Op 21 december 2010 heeft de Stadsregio Rotterdam de provincie verzocht om het instrument inpassingsplan in te zetten voor de ontwikkeling van het bedrijventerrein Nieuw Reijerwaard. De provincie heeft in 2012 het inpassingsplan en bijbehorend exploitatieplan in procedure gebracht en conform de bestuursovereenkomst nemen de gemeenten Ridderkerk, Barendrecht en Rotterdam de uitvoering voor hun rekening en de risico’s op zich. Hiertoe is door de drie gemeenten een gemeenschappelijke regeling opgericht krachtens de Wet gemeenschappelijke regelingen.
Nieuw Reijerwaard gaat ruimte bieden aan vergelijkbare bedrijven en wordt logistiek hecht verweven met de al bestaande terreinen. Het plangebied heeft een oppervlakte van circa 140 hectare en bevat in de huidige situatie hoofdzakelijk glastuinbouwbedrijven met bijbehorende bebouwing en gronden. In het plangebied bevinden zich verder een hotel /conferentiecentrum en enkele monumentale panden. Het gebied wordt doorkruist door de Voorweg en de Verbindingsweg. Het accent zal liggen op de agro-logistiek met bedrijfskavels met een grootte van tussen de 2 en 5 hectare.

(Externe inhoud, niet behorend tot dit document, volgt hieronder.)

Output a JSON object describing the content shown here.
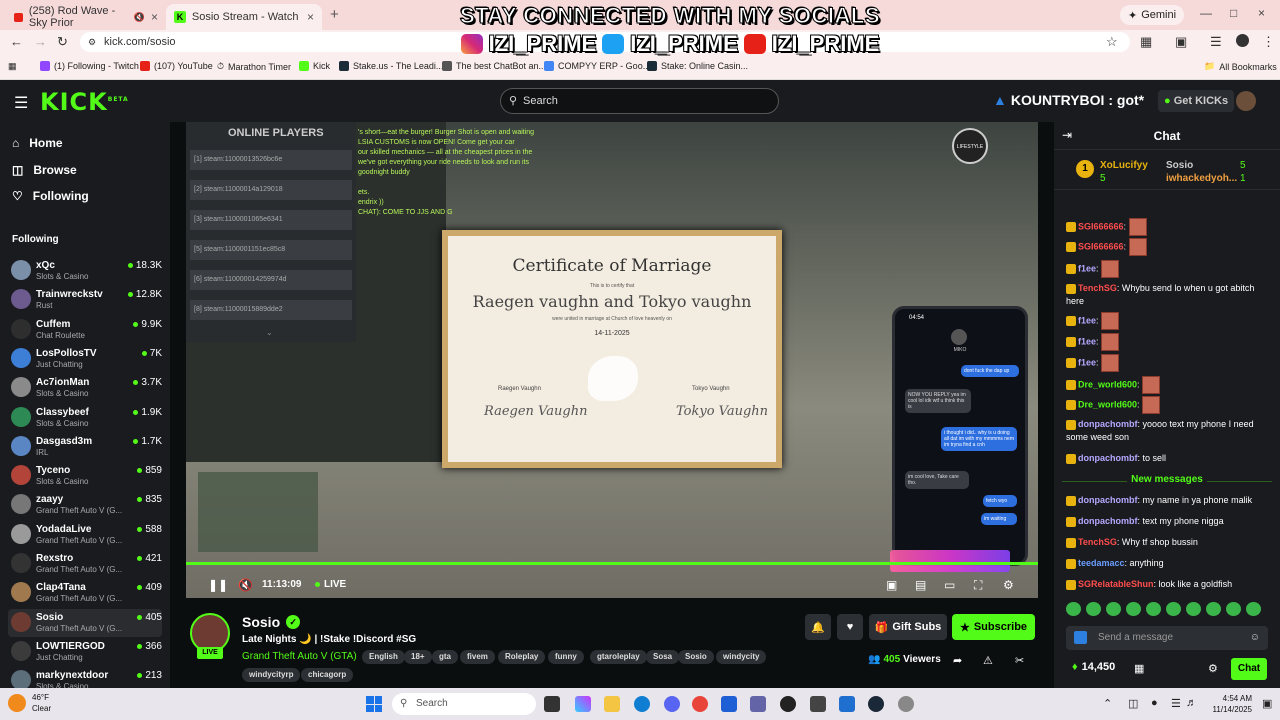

In het bestuur van de Gemeenschappelijke Regeling Nieuw Reijerwaard (GRNR) is de wens geventileerd om een onafhankelijke partij een toets te laten doen op de grondexploitatie en de risicoanalyse. Het gaat om een integrale toets, met specifieke aandacht voor een beoordeling van de grondprijzen, beoordeling van het realiteitsgehalte van de parameters (rente, kostenstijging en opbrengstenstijging) en een beoordeling op de volledigheid en juistheid van de benoemde risico’s. Maar met het oog op de integraliteit en de samenhang tussen de onderdelen is een meer volledige toets uitgevoerd. Met uiteraard wel focus op de aspecten die het meeste belang hebben.
Erik Linssen heeft samen met Robert Fokkink de second opinion op de grondexploitatie en de risicoanalyse van Nieuw Reijerwaard uitgevoerd. Uit een analyse volgden aanbevelingen, waarvan enkele onmiddellijk ter harte zijn genomen. De resultaten van het onderzoek zijn gepresenteerd aan directie en Dagelijks Bestuur van de Gemeenschappelijke Regeling en toegelicht aan de accountant. In een aparte notitie zijn vervolgvragen vanuit het Dagelijks Bestuur beantwoord.